Owen has not yet been officially discharged, from hospital, but after a review of his most recent MRI the neurosurgeons were sufficiently pleased with his progress that they said the antibiotics could be stopped, and that they would start the process to get his Hickman Line removed, which should be a day procedure. Until that happens, the dressing for the line still needs to be changed weekly, at Coventry hospital, but hopefully, that will be a quick job.
After seeing the neurosurgery team in Birmingham, we dropped OWen back at school, relieved that we would have a few days away from hospitals. Then we got a phone call from school… This time it was about Henry – “You need to take him to A&E?” He had bumped his face on a bench and split his nostril, so nothing major, but after thinking we would be avoiding the hospital for a few days, it was not ideal. Fortunately, it was a quiet day at A&E and Henry was seen quickly. He seemed fine in himself and was very well behaved waiting, he could probably sense how unimpressed I was to be back at the hospital. He mentioned to the nurse that he had bumped his head “but it is OK now”, so the nurse had to check him for signs of concussion. She also needed to get second, third and fourth opinions on Henry’s nose, so we were in there for a few hours. Eventually, they settled on a steri-strip to hold his nose together and a follow-up appointment with the ENT team when the swelling has subsided – another hospital trip. When Henry and I got back, we all went to KFC for a “traditional Japanese Christmas dinner” to celebrate. The next day, yesterday, we successfully managed to avoid hospitals!

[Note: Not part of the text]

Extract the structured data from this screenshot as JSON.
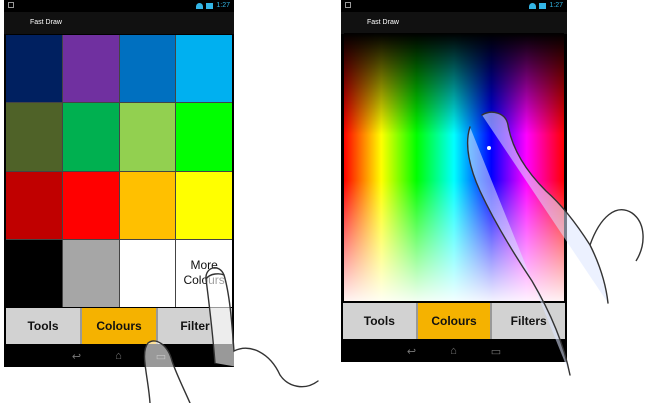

This post ended up being longer than I planned, I guess that’s what happens when you have too much time on your hands your hands in hospital. The TLDR is that Owen had headaches for a few weeks, we took him to A&E, and they found an abscess in his skull, he was admitted to hospital in Coventry, and transferred to Birmingham Children’s Hospital for an operation to clear out his sinuses, then had a few months worth of intravenous antibiotics. He is making a good recovery and is now back home. Fairy Bricks gave him some Lego – donate to them! And the Neurosurgical team at Birmingham Children’s Hospital looked after Owen really well – donate to their iMRI appeal too!